Aluminum a Likely Contributor to the Development of Alzheimer’s Disease

STAFFORDSHIRE, Britain– It may be inevitable that aluminum plays some role in the development of Alzheimer’s disease, according to a new study from Keele University in the United Kingdom.

Professor Christopher Exley, a world authority on human exposure to aluminum in everyday life, said the human brain is a target and a sign for aluminum when it enters the body.

And that is a toxic situation, he says.

Exley is a professor in bioinorganic chemistry.

“The presence of aluminum in the human brain should be a red flag alerting us all to the potential dangers of the aluminum age,” Exley said. “We are all accumulating a known neurotoxin in our brain from our conception to our death.

Exley’s paper was published Oct. 13 in Frontiers in Neurology.

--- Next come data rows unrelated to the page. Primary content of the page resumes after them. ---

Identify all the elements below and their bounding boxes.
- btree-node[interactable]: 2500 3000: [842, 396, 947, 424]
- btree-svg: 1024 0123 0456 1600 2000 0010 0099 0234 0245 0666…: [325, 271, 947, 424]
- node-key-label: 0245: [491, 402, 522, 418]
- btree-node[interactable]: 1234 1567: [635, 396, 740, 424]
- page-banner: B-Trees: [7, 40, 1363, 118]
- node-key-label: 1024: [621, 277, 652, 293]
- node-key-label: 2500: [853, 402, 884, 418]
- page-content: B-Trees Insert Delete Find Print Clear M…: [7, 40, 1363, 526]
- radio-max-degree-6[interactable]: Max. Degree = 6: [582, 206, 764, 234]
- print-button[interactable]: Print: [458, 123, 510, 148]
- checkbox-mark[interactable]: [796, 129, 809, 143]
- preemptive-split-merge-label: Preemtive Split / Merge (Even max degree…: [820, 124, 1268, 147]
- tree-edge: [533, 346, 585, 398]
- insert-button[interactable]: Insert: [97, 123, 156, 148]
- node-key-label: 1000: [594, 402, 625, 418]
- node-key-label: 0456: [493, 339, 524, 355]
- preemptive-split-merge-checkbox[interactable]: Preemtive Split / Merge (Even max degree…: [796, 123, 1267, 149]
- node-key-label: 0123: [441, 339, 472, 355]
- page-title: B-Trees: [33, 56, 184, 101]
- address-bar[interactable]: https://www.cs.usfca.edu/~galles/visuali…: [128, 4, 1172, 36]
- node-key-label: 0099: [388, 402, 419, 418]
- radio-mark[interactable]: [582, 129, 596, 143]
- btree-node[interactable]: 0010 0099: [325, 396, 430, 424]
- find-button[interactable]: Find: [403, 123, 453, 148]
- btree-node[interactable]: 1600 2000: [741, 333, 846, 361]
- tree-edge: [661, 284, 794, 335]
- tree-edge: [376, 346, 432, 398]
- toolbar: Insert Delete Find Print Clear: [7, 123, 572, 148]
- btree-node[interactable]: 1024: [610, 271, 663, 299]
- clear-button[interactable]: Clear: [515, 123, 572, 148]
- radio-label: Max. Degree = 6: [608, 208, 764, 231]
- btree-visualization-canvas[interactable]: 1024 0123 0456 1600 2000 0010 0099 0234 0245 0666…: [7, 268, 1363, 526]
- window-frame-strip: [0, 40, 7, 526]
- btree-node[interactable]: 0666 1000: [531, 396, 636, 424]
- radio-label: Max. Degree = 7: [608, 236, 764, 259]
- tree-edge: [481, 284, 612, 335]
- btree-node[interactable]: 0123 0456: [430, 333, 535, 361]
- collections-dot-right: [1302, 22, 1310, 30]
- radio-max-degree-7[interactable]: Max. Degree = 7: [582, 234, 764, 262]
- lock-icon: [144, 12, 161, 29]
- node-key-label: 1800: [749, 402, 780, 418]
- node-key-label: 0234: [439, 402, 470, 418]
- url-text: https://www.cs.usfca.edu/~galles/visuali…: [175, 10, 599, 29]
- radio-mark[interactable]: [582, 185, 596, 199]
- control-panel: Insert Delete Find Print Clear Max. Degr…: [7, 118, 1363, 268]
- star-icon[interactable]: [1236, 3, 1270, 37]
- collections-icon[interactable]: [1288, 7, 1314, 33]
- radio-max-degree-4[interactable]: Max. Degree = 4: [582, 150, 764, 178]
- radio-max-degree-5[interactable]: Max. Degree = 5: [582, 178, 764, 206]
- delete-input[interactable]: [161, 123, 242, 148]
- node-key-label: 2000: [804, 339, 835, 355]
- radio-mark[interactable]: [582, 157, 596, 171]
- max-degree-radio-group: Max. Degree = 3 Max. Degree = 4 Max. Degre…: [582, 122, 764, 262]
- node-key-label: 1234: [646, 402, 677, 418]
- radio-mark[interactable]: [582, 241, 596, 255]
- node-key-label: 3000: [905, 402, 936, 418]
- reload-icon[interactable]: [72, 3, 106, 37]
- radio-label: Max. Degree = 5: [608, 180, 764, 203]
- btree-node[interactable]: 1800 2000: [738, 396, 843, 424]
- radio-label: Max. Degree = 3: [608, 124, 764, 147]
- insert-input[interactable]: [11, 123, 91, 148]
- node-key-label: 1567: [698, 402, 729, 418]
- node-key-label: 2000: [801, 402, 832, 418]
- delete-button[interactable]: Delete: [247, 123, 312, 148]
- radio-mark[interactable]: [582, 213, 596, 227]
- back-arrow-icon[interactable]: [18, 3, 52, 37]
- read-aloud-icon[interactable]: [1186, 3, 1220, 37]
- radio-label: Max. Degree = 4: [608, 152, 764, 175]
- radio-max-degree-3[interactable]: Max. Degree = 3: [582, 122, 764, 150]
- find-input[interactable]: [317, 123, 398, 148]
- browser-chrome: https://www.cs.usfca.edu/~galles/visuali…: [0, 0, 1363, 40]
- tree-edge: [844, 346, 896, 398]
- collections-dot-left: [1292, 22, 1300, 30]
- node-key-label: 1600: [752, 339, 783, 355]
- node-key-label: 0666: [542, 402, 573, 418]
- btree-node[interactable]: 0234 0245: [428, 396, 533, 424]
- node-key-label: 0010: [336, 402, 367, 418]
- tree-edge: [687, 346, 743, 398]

The study asks how a patient may detect they are suffering chronic aluminum toxicity and how is it known that Alzheimer’s disease is not the manifestation of chronic aluminum toxicity in humans.

“At some point in time the accumulation of aluminum in the brain will achieve a toxic threshold and a specific neuron or area of the brain will stop coping with the presence of aluminum and will start reacting to its presence. If the same neuron or brain tissue is also suffering other insults, or another ongoing degenerative condition, then the additional response to aluminum will exacerbate these effects,” Exley says.

It has already been shown, he said, that Alzheimer’s disease is related to environmental and occupational exposure to aluminum.

Exley argues that the accumulation of aluminum in the brain inevitably leads to it contributing negatively to brain physiology and therefore exacerbating ongoing conditions such as Alzheimer’s disease.